Purification and N-terminal sequencing of cleaved proteins. (A) The Ub fusion proteins named above the gels were cleaved with Usp2-cc, then purified from the reaction mix by nickel-affinity chromatography. For each substrate, samples were taken before cleavage (lane 1), after cleavage (lane 2), and the supernatant after purification (lane 3). Proteins were resolved by SDS-PAGE and Coomassie blue staining in a 10% Tricine gel. Protein positions are indicated on the right. Black arrowheads indicate contaminating proteins. Numbered arrows show protein bands excised from the gel for N-terminal sequencing in panel B. (B) N-terminal sequencing of Usp2-cc cleaved and apparent E. coli-cleaved products. (Upper) The expected site of Usp2-cc cleavage is shown (↓). (Lower) Sample numbers correspond to the protein band excised from the SDS-polyacrylamide gel shown in panel A or data not shown. (*) Supernatant after purification of Ub-peptide cleavage reaction (panel A, lane 3, Ub-peptide gel). (#) Following HPLC purification of cleavage reaction supernatant.

Figure 5.

Peptides produced as ubiquitin fusions retain activity.

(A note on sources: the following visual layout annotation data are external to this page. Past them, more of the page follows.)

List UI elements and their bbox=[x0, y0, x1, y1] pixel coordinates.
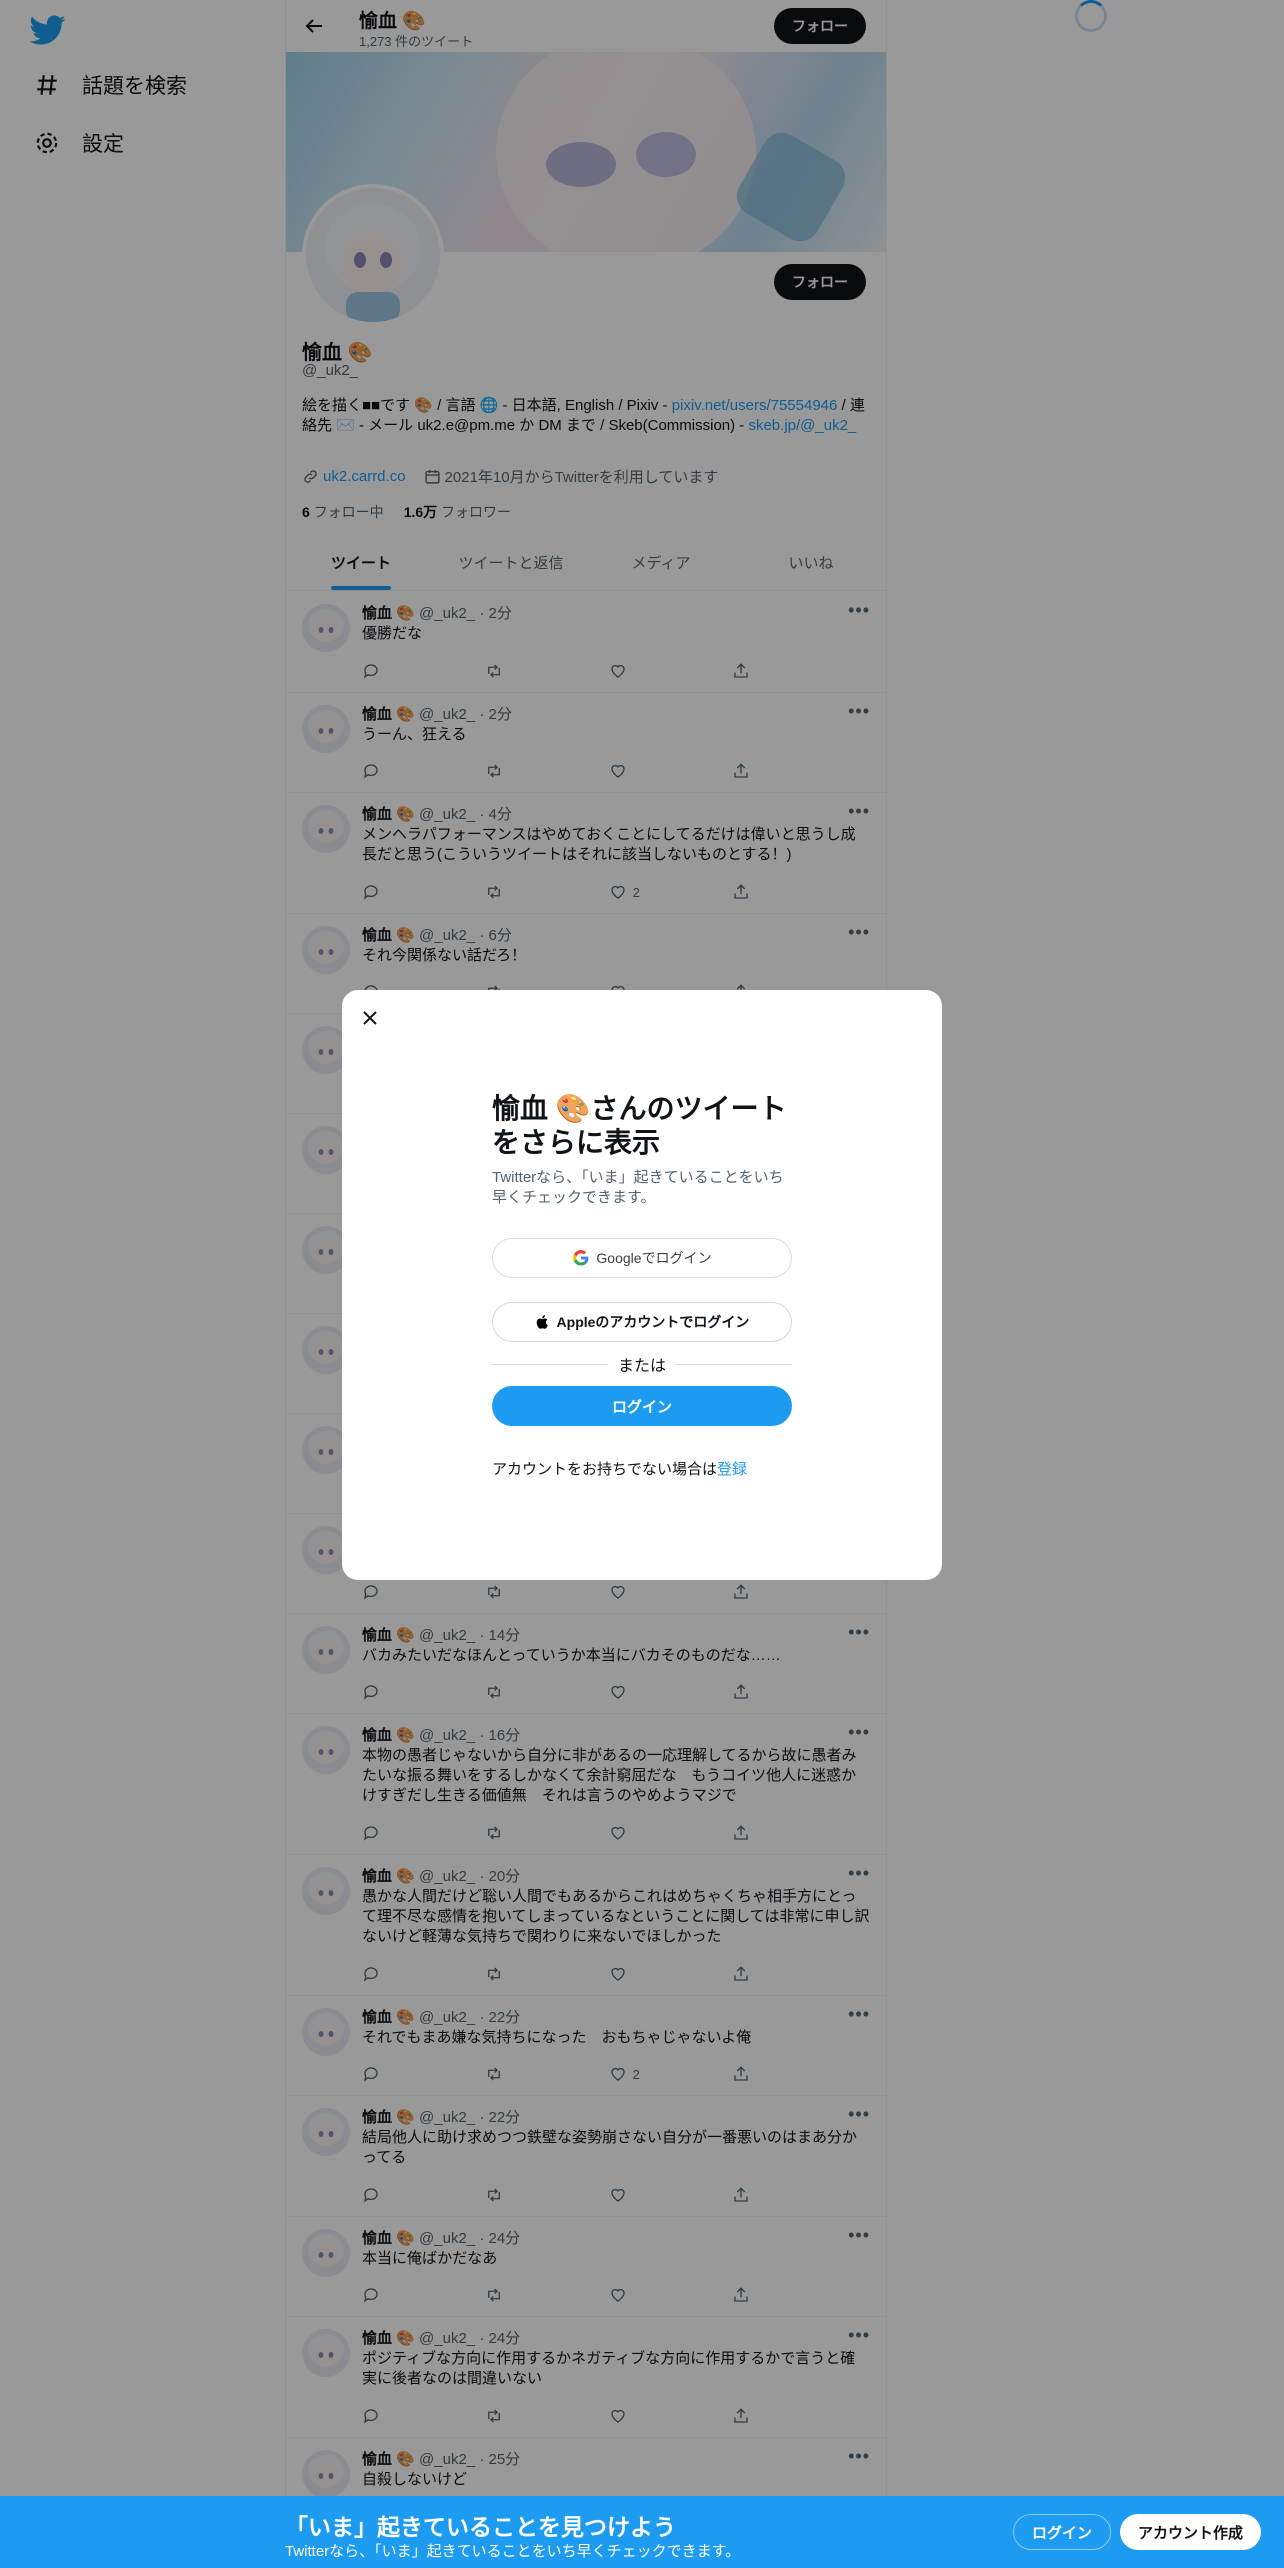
close-icon[interactable] bbox=[358, 1006, 382, 1030]
apple-login-label: Appleのアカウントでログイン bbox=[556, 1314, 750, 1330]
apple-icon bbox=[536, 1315, 548, 1329]
signup-prompt: アカウントをお持ちでない場合は登録 bbox=[492, 1458, 747, 1479]
bottom-login-button[interactable]: ログイン bbox=[1013, 2514, 1112, 2550]
modal-title: 愉血 🎨さんのツイートをさらに表示 bbox=[492, 1093, 787, 1158]
login-prompt-modal: 愉血 🎨さんのツイートをさらに表示 Twitterなら、「いま」起きていることを… bbox=[342, 990, 942, 1580]
google-g-icon bbox=[573, 1249, 589, 1266]
signup-prompt-text: アカウントをお持ちでない場合は bbox=[492, 1461, 718, 1478]
or-divider: または bbox=[492, 1352, 792, 1376]
bottom-bar-title: 「いま」起きていることを見つけよう bbox=[285, 2514, 676, 2540]
modal-login-button[interactable]: ログイン bbox=[492, 1386, 792, 1426]
modal-subtitle: Twitterなら、「いま」起きていることをいち早くチェックできます。 bbox=[492, 1169, 784, 1206]
signup-link[interactable]: 登録 bbox=[717, 1461, 747, 1478]
apple-login-button[interactable]: Appleのアカウントでログイン bbox=[492, 1302, 792, 1342]
bottom-bar-subtitle: Twitterなら、「いま」起きていることをいち早くチェックできます。 bbox=[285, 2543, 741, 2560]
bottom-signup-button[interactable]: アカウント作成 bbox=[1120, 2514, 1262, 2550]
google-login-label: Googleでログイン bbox=[596, 1250, 712, 1266]
google-login-button[interactable]: Googleでログイン bbox=[492, 1238, 792, 1278]
signup-bottom-bar: 「いま」起きていることを見つけよう Twitterなら、「いま」起きていることを… bbox=[0, 2496, 1284, 2568]
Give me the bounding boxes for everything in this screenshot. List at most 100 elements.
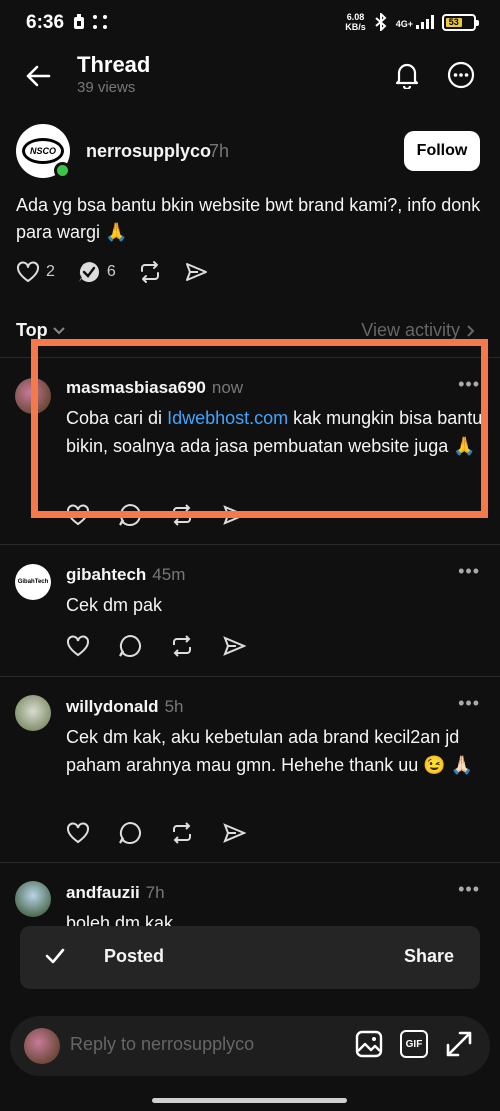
chevron-right-icon bbox=[467, 324, 475, 337]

An ELISA-based binding assay was performed using microtiter plates coated with the protein or peptide indicated, and the change in absorbance (405 nm) plotted against concentration of Importin α/β heterodimer used. Apparent dissociation constants (K_d) were determined following curve-fitting (see Materials and Methods). (A) Data not corrected for His6-Ub binding; (B) data corrected for His6-Ub binding; (C) data obtained from a synthetic T-ag NLS peptide.